Tax Cut Offers Little Relief
India's oil marketing companies (OMCs) are not getting enough relief from the recent excise duty reduction on petrol and diesel. Nomura's analysis shows the ₹10 per litre tax cut, which took effect on March 27, is not enough to cover the large losses OMCs are incurring. This is mainly because global crude oil prices have surged, while domestic retail fuel prices have stayed largely the same.
Marketing Losses Deepen
Companies are currently losing significant money on fuel sales. This is because input costs have risen sharply while pump prices are controlled. Nomura estimates that marketing margins remain deeply negative, with projected losses of over ₹30-40 per litre for petrol and diesel in key markets like Delhi. This means fuel is still being sold below cost, even after the duty cut.
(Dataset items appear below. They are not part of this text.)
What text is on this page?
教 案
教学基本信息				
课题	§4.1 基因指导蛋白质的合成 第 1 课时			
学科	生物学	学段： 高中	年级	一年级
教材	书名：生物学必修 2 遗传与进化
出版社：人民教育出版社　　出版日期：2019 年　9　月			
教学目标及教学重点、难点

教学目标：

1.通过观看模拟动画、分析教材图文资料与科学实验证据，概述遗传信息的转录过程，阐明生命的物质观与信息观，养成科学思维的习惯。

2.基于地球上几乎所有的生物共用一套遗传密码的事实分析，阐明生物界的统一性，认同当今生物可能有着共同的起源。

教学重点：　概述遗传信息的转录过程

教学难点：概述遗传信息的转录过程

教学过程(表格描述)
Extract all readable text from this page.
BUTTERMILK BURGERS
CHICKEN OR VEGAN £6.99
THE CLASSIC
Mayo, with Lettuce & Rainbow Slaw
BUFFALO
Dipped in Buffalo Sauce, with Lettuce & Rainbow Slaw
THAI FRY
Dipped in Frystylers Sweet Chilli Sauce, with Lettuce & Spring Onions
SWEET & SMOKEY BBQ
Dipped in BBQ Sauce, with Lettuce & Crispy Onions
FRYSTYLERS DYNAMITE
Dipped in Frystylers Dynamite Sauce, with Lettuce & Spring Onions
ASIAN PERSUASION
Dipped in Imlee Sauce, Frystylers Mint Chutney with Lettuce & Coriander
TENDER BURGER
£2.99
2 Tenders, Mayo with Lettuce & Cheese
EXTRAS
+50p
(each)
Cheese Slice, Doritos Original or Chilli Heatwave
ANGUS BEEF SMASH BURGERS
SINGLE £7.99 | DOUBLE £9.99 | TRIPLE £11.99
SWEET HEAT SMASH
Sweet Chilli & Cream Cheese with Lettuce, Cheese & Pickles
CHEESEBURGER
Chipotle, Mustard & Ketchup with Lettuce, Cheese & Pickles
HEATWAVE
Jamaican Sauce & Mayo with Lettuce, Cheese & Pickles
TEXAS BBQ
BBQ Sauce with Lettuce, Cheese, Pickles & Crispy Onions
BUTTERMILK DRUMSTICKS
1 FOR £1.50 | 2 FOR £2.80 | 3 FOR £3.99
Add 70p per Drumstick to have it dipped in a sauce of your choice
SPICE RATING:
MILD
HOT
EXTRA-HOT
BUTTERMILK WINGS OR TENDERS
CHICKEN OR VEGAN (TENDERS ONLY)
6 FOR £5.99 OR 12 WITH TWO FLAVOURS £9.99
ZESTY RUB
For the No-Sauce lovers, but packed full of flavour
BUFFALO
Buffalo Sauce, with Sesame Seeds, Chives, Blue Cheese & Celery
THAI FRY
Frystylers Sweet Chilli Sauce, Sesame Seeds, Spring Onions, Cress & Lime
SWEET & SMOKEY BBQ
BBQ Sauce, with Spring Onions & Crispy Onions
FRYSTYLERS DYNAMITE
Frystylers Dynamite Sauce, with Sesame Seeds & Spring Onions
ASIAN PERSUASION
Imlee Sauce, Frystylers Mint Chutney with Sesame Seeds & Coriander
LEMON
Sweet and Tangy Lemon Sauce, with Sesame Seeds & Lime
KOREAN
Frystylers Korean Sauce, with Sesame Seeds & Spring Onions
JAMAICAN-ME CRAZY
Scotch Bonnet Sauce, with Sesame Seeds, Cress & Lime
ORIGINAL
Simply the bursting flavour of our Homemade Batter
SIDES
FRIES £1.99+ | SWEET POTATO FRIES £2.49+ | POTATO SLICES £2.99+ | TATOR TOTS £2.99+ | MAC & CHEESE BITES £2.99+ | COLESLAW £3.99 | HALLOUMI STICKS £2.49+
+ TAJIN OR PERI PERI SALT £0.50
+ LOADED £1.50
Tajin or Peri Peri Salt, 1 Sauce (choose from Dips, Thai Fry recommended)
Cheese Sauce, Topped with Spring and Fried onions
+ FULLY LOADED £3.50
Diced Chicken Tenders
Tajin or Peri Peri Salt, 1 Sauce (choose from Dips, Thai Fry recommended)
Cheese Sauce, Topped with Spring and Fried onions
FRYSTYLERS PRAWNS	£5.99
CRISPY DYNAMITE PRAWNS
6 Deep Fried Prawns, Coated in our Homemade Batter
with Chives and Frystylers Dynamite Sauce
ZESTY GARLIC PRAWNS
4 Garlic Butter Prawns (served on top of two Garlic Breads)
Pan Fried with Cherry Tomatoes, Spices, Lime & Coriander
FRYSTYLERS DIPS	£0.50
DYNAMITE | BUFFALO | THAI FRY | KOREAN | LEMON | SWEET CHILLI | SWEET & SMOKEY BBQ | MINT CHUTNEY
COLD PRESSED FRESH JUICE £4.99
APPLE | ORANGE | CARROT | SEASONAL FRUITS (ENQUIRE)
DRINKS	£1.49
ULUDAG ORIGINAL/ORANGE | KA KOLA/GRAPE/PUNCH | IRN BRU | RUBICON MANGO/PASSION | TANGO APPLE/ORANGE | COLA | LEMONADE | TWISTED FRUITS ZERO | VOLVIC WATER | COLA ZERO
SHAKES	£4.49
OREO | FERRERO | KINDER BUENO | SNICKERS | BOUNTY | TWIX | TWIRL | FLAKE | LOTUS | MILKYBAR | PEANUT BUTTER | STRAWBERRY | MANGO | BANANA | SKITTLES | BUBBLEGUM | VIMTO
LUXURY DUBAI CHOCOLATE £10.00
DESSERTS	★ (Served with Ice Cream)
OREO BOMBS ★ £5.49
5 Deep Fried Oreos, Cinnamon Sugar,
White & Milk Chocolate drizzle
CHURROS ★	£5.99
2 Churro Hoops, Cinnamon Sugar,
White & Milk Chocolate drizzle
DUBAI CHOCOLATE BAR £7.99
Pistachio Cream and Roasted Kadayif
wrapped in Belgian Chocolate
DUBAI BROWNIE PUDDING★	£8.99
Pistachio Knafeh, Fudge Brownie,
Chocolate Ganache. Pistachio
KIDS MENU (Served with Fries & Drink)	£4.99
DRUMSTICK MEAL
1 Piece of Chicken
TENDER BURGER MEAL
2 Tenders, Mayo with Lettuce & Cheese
Integrated Operations Help Partially
While the core fuel sales business is struggling, the overall financial picture for some OMCs looks better when considering their refining and other business segments. Indian Oil Corporation Ltd (IOCL) might be close to breaking even overall, whereas Hindustan Petroleum Corporation Ltd (HPCL) is still facing large shortfalls. Refining margins and operational gains help offset marketing losses but don't fully cover them.
Future Outlook
Oil marketing companies will likely continue to struggle with sales operations unless domestic fuel prices are adjusted to match global crude oil trends, despite government efforts. This situation shows a gap between global oil markets and India's domestic fuel pricing policies.